SOME INTERESTING SLIGO WHO KNEW FACTS
1) Comedian Spike Milligan’s father was Leo Alphonso Milligan of 5 Holborn Street in Sligo town, where Spike's grandfather, Sergeant William Milligan of the Sligo Artillery also lived. Searching for your Sligo roots? The County Sligo Heritage and Genealogy Centre offers a full service to enquirers whose ancestors hailed from County Sligo.
2) Yeats was using Sligo place names in his writing from the 1880s right down to the day before his death in 1939 - Benbulben, Knocknarea and Glencar on at least 11 occasions in his works. He also writes about the mythology and the whole beauty of the Sligo landscape. Mentions of that landscape, from Glencar to the Lake Isle of Innisfree and across to Knocknarea, is unparalleled in literary history.
3) Sligo’s Rosses Point golf course is notable for hosting the annaul West of Ireland Championship in which future golfing superstar Rory McIlroy won in consecutive years, 2005 & 2006.

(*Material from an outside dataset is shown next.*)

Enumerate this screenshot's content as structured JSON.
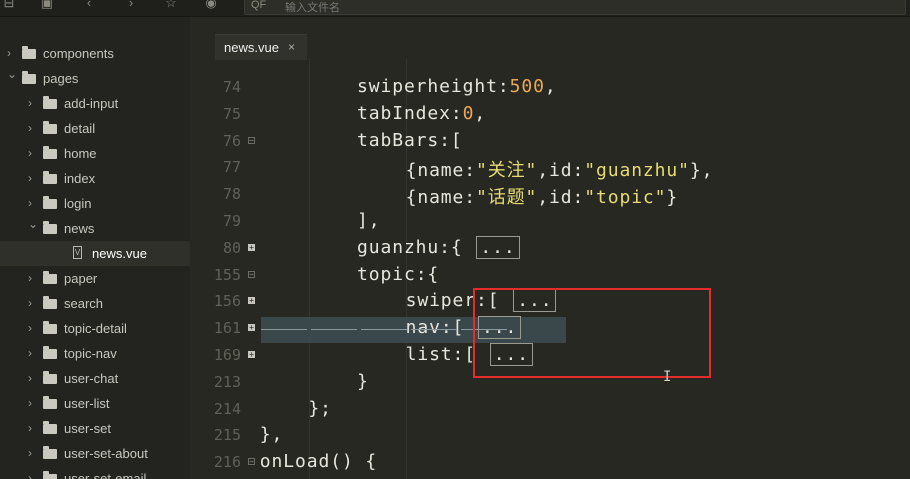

4) In May 800 race places for the 2013 Warriors Run were snapped up in just under 2 hours causing the website crash. The 15k run from the beachfront in Strandhill to the top of Knocknarea and back attracts runners from all around the country and from around the world. One of Ireland's toughest competitive races, runners will converge on Strandhill on August 31st to follow in the footsteps of Queen Maeve’s ancient warriors.

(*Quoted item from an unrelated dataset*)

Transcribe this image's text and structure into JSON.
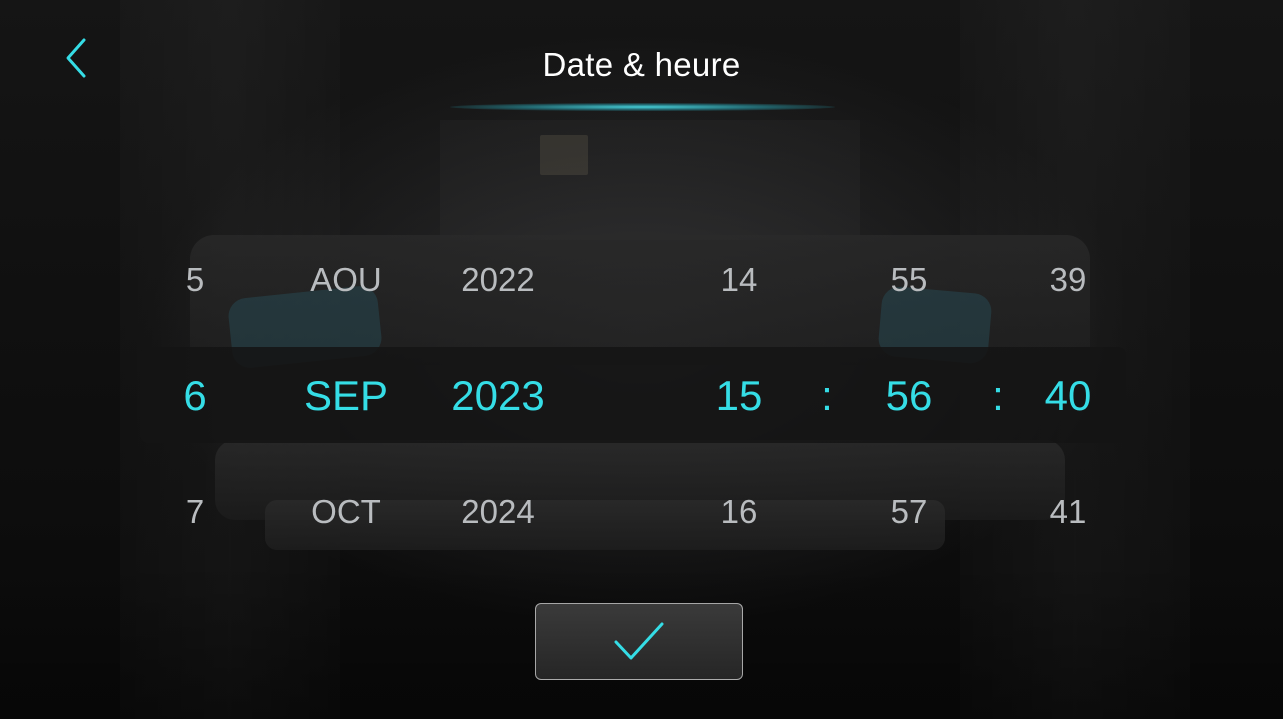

5) Sligo has about one-seventh of all the megalithic tombs in Ireland. The most important megalithic complex in Europe is in this area. One of the cairns in Carrowkeel has a roofbox similar to Newgrange (but older than Newgrange), that allows light to enter into its chamber during the Summer solstice as opposed to light entering the Newgrange tomb during the Winter solstice. The cairn in Carrowkeel has the only other known "roofbox" discovered yet apart from Newgrange.
6) About 3000 Barnacle Geese arrive in October to spend the winter in North Sligo. The Ballygilgan Nature Reserve is one of the best sites in Ireland for seeing these geese in winter. The geese breed in Greenland in the summer and spend the winter in Ireland. They graze in Lissadell aevery winter until April, spending every night on the island of Inishmurray.
7) A Sligo man pioneered atomic theory: In 1789 26-year-oldColooney man William Higgins published a book laying out Higgins’ own ideas about what he called the “ultimate particles of elementary matter” and how they combine or react to form compounds. Nineteen years later English scientist John Dalton published a more detailed atomic theory, which provided an explanation of all the experiments done so far on chemical reactions. Dalton was credited with discovering the Atomic Theory, a fact that annoyed Higgins – he continued to claim that it was his idea until his death in 1825.